Platelet activation is a key factor that aggravates the prognosis of myocardial ischemia-reperfusion injury (MIRI). Peroxiredoxin 2 (Prdx2) is an endogenous peroxidase that helps mitigate atherosclerosis and myocardial infarction; however, its effect on platelets in MIRI remains unclear.

METHODS

Prdx2 expression and platelet activation status were assessed in patients with acute coronary syndrome (ACS) and stable angina pectoris (SAP). Then, the effect of Prdx2 on agonist-induced platelet activation and MIRI was assessed by using the rat MIRI model. SC79 (an AKT pathway activator) was used to reveal the underlying mechanisms.

RESULTS

Patients with ACS had lower serum Prdx2 levels than those with SAP. Rats pretreated with Prdx2 exhibited reduced levels of creatine kinase-myocardial band (CK-MB) and lactate dehydrogenase (LDH). HE staining revealed that Prdx2 alleviated myocardial necrosis and inflammatory infiltration in MIRI rats.
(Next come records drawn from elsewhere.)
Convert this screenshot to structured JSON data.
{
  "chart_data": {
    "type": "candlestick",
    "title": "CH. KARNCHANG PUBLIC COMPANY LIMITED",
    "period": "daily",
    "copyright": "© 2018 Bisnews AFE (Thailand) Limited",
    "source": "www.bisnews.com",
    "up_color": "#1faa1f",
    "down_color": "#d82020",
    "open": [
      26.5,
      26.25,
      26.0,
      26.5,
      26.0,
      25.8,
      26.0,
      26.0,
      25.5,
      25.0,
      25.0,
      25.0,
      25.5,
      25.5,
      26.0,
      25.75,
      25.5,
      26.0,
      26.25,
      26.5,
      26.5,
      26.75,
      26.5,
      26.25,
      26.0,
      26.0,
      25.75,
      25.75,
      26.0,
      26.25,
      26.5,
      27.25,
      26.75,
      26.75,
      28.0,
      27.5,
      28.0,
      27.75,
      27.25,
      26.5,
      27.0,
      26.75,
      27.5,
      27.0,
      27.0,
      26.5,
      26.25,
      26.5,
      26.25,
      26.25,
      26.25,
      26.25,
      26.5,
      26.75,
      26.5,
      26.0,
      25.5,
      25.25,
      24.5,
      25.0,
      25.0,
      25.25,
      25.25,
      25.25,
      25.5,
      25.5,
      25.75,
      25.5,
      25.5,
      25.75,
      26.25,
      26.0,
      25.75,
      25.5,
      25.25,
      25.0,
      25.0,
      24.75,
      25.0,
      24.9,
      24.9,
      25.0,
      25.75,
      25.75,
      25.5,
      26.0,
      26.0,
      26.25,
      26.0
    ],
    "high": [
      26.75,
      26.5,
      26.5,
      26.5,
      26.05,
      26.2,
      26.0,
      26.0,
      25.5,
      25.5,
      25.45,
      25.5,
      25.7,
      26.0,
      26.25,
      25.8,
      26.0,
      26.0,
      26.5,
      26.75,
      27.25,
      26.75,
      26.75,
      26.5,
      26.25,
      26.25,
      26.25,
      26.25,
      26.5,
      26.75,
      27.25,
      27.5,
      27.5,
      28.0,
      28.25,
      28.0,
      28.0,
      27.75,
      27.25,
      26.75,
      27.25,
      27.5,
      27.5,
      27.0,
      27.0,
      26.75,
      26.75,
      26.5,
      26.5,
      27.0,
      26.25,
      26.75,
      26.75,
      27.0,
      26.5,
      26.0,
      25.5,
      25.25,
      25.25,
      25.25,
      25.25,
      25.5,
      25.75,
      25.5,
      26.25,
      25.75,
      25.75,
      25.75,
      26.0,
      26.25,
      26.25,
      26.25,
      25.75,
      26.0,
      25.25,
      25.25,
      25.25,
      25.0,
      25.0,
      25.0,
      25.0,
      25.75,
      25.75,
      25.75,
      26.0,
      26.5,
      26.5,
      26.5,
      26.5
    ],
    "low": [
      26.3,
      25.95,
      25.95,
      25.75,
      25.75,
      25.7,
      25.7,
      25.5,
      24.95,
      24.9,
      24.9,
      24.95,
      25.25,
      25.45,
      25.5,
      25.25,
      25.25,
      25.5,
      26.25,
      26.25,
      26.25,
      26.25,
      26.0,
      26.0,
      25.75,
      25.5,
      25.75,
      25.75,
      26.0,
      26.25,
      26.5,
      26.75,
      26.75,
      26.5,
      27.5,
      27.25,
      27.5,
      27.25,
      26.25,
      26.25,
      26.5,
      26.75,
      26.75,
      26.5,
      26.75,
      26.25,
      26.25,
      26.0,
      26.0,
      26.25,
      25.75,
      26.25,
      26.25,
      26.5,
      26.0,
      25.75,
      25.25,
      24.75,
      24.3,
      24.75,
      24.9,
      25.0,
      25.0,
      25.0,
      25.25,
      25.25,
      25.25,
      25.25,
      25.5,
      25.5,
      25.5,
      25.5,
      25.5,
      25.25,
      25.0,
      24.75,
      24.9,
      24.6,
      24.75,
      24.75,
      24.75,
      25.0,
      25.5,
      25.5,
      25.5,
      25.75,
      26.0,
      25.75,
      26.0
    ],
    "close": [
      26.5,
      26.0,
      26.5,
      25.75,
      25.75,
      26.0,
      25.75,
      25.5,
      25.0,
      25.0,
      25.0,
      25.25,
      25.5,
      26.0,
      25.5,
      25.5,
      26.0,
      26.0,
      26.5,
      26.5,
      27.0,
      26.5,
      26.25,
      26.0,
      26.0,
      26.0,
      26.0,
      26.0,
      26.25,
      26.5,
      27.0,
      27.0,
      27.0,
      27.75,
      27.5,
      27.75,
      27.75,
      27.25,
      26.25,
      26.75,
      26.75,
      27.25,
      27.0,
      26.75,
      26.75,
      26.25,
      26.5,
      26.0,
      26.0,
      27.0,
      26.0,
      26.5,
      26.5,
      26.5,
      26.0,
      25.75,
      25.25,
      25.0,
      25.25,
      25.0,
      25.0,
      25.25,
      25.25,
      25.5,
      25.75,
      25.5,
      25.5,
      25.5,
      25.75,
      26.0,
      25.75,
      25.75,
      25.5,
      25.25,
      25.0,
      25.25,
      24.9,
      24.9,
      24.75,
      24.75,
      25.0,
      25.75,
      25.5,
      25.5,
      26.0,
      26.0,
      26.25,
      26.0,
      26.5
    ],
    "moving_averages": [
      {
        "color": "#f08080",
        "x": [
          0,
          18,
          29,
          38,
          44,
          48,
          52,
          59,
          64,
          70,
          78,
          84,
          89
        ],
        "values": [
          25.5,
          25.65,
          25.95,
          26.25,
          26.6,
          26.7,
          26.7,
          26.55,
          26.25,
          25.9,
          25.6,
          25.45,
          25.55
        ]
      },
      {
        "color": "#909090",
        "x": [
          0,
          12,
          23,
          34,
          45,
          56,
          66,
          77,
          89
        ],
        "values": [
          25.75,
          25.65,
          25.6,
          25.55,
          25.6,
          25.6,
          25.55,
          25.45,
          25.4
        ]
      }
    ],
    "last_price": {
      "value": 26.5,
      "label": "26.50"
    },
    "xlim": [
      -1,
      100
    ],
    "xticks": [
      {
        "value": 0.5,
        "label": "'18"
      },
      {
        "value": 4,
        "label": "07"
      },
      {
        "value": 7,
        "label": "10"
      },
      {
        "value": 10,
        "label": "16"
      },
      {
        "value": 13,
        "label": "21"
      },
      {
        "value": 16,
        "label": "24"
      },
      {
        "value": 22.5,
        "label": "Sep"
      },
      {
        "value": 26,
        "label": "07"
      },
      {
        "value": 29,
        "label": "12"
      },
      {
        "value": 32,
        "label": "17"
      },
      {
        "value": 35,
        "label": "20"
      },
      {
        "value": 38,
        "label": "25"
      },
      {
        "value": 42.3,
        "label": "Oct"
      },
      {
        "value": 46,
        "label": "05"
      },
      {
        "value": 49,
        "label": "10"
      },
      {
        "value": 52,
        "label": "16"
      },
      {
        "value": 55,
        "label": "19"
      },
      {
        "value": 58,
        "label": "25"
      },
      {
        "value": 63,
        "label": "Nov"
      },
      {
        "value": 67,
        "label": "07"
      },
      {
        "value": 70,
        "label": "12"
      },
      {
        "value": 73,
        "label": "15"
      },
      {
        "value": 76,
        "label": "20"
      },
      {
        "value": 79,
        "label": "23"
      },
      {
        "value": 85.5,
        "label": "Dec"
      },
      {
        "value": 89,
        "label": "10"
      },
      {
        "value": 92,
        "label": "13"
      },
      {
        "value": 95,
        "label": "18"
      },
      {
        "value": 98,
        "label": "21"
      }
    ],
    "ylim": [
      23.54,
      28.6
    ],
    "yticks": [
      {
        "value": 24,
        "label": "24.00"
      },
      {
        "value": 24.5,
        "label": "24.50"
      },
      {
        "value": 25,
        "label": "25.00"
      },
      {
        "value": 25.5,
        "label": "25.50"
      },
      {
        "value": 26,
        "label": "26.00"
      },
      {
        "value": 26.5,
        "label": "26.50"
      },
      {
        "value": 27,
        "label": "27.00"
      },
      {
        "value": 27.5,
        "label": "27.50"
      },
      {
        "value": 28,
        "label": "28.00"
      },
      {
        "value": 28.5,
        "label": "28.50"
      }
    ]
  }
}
Prdx2-pretreated rats revealed improved cardiac systolic function compared to the sham controls. 2,3,5-triphenyltetrazolium chloride staining demonstrated that the MIRI was attenuated by Prdx2 pretreatment. When compared to sham controls, Prdx2 pretreatment platelets exhibited inhibition in platelet aggregation, Adenosine Triphosphate (ATP) release, P-selectin and αIIbβ3 expression, spreading area on fibrinogen, and in vivo hemostatic function. SC79 partially attenuated the above-mentioned platelet inhibition and cardioprotection of Prdx2. Protein blotting experiments of platelets revealed that Prdx2 inhibited AKT/NF-κB phosphorylation in MIRI, which SC79 reversed.

CONCLUSION

Prdx2 inhibited platelet activation and ameliorated MIRI by inhibiting AKT/NF-κB phosphorylation in platelets.